I really liked the scene when they get the mail from the army. Not only do you see how far Hanks has come but also you are quickly reminded that this was the reality for all of these girls. Because when that letter comes they all think it could be for them. Then they're all relieved it's not but sad for their friend. Must have been rough.

I grew up watching this movie. I had it on VHS next to a handful of other movies. So on boring summer days this was in the regular rotation. And it was one of the few movies my mom would watch with me. It was great to watch as a grown up and not only understand the historical context but also the film making side. I don't call many movies perfect but this is one of them. Does everything it sets out to do. Nothing feels forced. Nothing misses. The mood is always right. And "There's no crying in baseball," is one of those lines that never gets old.

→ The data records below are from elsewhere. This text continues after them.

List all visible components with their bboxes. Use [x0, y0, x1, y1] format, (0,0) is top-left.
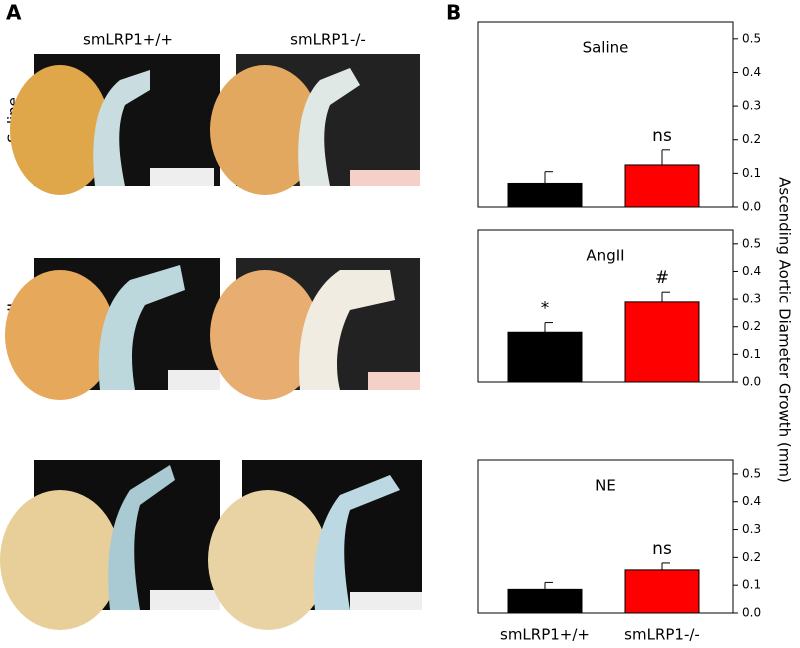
x-tick-label: smLRP1-/-	[624, 626, 700, 644]
y-tick-label: 0.2	[742, 319, 761, 333]
y-tick-label: 0.0	[742, 375, 761, 389]
photo	[10, 54, 220, 195]
y-tick-label: 0.5	[742, 236, 761, 250]
chart-title: NE	[595, 477, 616, 495]
column-label: smLRP1+/+	[83, 31, 173, 49]
chart-title: Saline	[583, 39, 629, 57]
significance-label: *	[541, 299, 550, 319]
column-label: smLRP1-/-	[290, 31, 366, 49]
y-tick-label: 0.4	[742, 264, 761, 278]
bar	[507, 588, 583, 614]
y-tick-label: 0.0	[742, 200, 761, 214]
photos	[0, 54, 422, 630]
plot-frame	[477, 459, 734, 614]
y-tick-label: 0.2	[742, 550, 761, 564]
y-tick-label: 0.3	[742, 99, 761, 113]
bar	[624, 164, 700, 208]
y-tick-label: 0.4	[742, 494, 761, 508]
bar	[624, 569, 700, 614]
bar	[624, 301, 700, 383]
plot-frame	[477, 21, 734, 208]
photo	[5, 258, 220, 400]
y-tick-label: 0.1	[742, 166, 761, 180]
chart-title: AngII	[586, 247, 624, 265]
y-axis-label: Ascending Aortic Diameter Growth (mm)	[776, 177, 794, 483]
bar	[507, 182, 583, 208]
y-tick-label: 0.1	[742, 347, 761, 361]
photo	[210, 54, 420, 195]
photo	[210, 258, 420, 400]
significance-label: #	[655, 268, 669, 288]
bar	[507, 331, 583, 383]
x-tick-label: smLRP1+/+	[500, 626, 590, 644]
photo	[208, 460, 422, 630]
photo	[0, 460, 220, 630]
y-tick-label: 0.1	[742, 578, 761, 592]
significance-label: ns	[652, 539, 672, 559]
y-tick-label: 0.0	[742, 606, 761, 620]
y-tick-label: 0.2	[742, 132, 761, 146]
panel-label: A	[6, 1, 22, 25]
y-tick-label: 0.3	[742, 292, 761, 306]
plot-frame	[477, 229, 734, 383]
panel-label: B	[446, 1, 461, 25]
significance-label: ns	[652, 126, 672, 146]
y-tick-label: 0.3	[742, 522, 761, 536]
y-tick-label: 0.5	[742, 466, 761, 480]
y-tick-label: 0.4	[742, 65, 761, 79]
y-tick-label: 0.5	[742, 31, 761, 45]
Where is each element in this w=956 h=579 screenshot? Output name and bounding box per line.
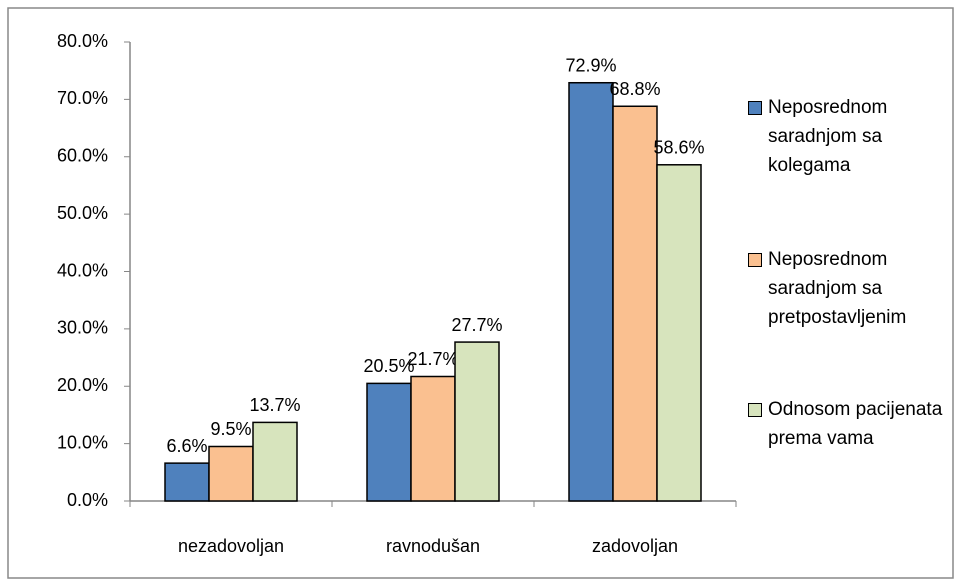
y-tick-label: 70.0% <box>57 88 108 108</box>
legend-entry: Odnosom pacijenata prema vama <box>748 395 953 453</box>
bar <box>568 81 614 502</box>
bar <box>164 462 210 502</box>
value-label: 27.7% <box>451 315 502 335</box>
bar <box>208 445 254 502</box>
y-tick-label: 20.0% <box>57 375 108 395</box>
legend-label: Neposrednom saradnjom sa kolegama <box>768 97 888 176</box>
legend-label: Odnosom pacijenata prema vama <box>768 399 943 449</box>
bar <box>366 382 412 502</box>
y-tick-label: 80.0% <box>57 31 108 51</box>
legend-entry: Neposrednom saradnjom sa kolegama <box>748 93 953 180</box>
y-tick-label: 0.0% <box>67 490 108 510</box>
value-label: 58.6% <box>653 138 704 158</box>
y-tick-label: 60.0% <box>57 146 108 166</box>
chart-border <box>7 7 954 579</box>
legend-label: Neposrednom saradnjom sa pretpostavljeni… <box>768 249 907 328</box>
value-label: 20.5% <box>363 356 414 376</box>
legend-swatch <box>748 403 762 417</box>
y-tick-label: 50.0% <box>57 203 108 223</box>
bar <box>656 164 702 502</box>
legend-swatch <box>748 101 762 115</box>
bar <box>612 105 658 502</box>
x-tick-label: zadovoljan <box>592 536 678 556</box>
value-label: 9.5% <box>210 419 251 439</box>
bar <box>410 375 456 502</box>
legend-entry: Neposrednom saradnjom sa pretpostavljeni… <box>748 245 953 332</box>
value-label: 6.6% <box>166 436 207 456</box>
value-label: 13.7% <box>249 395 300 415</box>
y-tick-label: 10.0% <box>57 432 108 452</box>
value-label: 72.9% <box>565 55 616 75</box>
x-tick-label: ravnodušan <box>386 536 480 556</box>
value-label: 21.7% <box>407 349 458 369</box>
bar <box>454 341 500 502</box>
y-tick-label: 30.0% <box>57 318 108 338</box>
value-label: 68.8% <box>609 79 660 99</box>
x-tick-label: nezadovoljan <box>178 536 284 556</box>
bar <box>252 421 298 502</box>
legend-swatch <box>748 253 762 267</box>
y-tick-label: 40.0% <box>57 260 108 280</box>
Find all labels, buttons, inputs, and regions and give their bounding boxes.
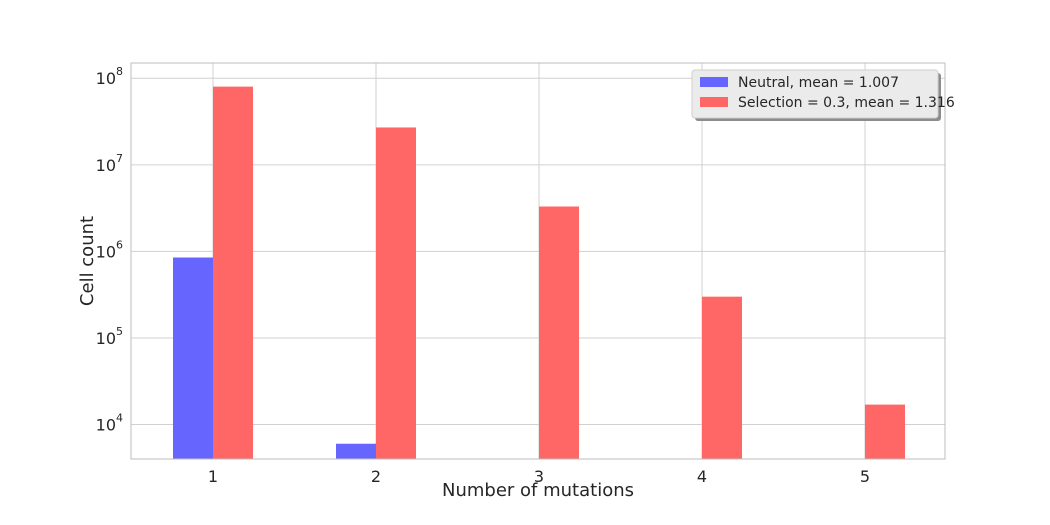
legend-swatch [700, 97, 728, 107]
bars [173, 86, 905, 459]
y-tick-label: 107 [96, 152, 123, 175]
x-tick-label: 2 [371, 467, 381, 486]
plot-background [131, 63, 945, 459]
y-axis-label: Cell count [77, 216, 98, 306]
bar-selection-5 [865, 404, 905, 459]
y-tick-label: 106 [96, 238, 123, 261]
legend-label: Neutral, mean = 1.007 [738, 75, 899, 91]
bar-selection-3 [539, 206, 579, 459]
y-tick-labels: 104 105 106 107 108 [96, 65, 123, 434]
y-tick-label: 104 [96, 412, 123, 435]
y-tick-label: 105 [96, 325, 123, 348]
x-tick-label: 1 [208, 467, 218, 486]
y-tick-label: 108 [96, 65, 123, 88]
legend-label: Selection = 0.3, mean = 1.316 [738, 95, 955, 111]
bar-neutral-1 [173, 257, 213, 459]
plot-frame [130, 62, 946, 460]
legend-box [691, 69, 939, 119]
bar-selection-2 [376, 127, 416, 459]
bar-selection-1 [213, 86, 253, 459]
x-tick-label: 4 [697, 467, 707, 486]
x-tick-label: 5 [860, 467, 870, 486]
x-tick-labels: 1 2 3 4 5 [208, 467, 870, 486]
x-axis-label: Number of mutations [442, 480, 634, 501]
x-tick-label: 3 [534, 467, 544, 486]
bar-selection-4 [702, 296, 742, 459]
bar-neutral-2 [336, 443, 376, 459]
legend-swatch [700, 77, 728, 87]
legend: Neutral, mean = 1.007 Selection = 0.3, me… [691, 69, 955, 121]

Reviewed by bkoganbing 9 / 10

A Home Run

The story of the women's professional baseball league after almost 40 years after the last game was played comes to the big screen with A League Of Their Own. Though the names are changed and the facts are jumbled, A League Of Their Own celebrates what was a milestone in the feminist movement. Woman's entry into team sports, previously reserved for the male of the species.

The film centers around two sisters, Geena Davis and Lori Petty, but a whole lot of women get some great roles in this film. Those who particularly stand out are Madonna, Rosie O'Donnell, and Bitty Schram, all members of the Rockford Peaches except for Petty who gets traded to the Racine team.

The league was founded by Phil Wrigley played under an alias by Garry Marshall, brother of Penny Marshall. Mr. Wrigley was not the most public of baseball moguls and by all accounts did not have half the personality that Garry Marshall displays. He had some interesting ideas and this was probably the most enduring even though the league eventually folded long after the action in this film is concluded. Read Bill Veeck's book Veeck as in Wreck to get an insight into Mr. Wrigley or some of the various Chicago Cub histories.

The character of Jimmie Dugan who Tom Hanks plays is based on Hall of Famer Jimmie Foxx. When I was growing up Foxx was number two on the all time home run list with 535 to Babe Ruth. He was in fact a hard drinking man as Hanks portrays. He was also a mighty man of muscle which Tom Hanks is not. Someone like Joe Piscopo would have looked a whole lot more like Jimmie Foxx. Nevertheless Hanks is brilliant in the role.

In those years of Rosie the Riveteer on the World War II homefront, the Women's baseball league was a daring innovation and a radical step forward into women's athletics. Now we have a Women's Basketball League that is doing quite well.

Could a woman's baseball league get started again?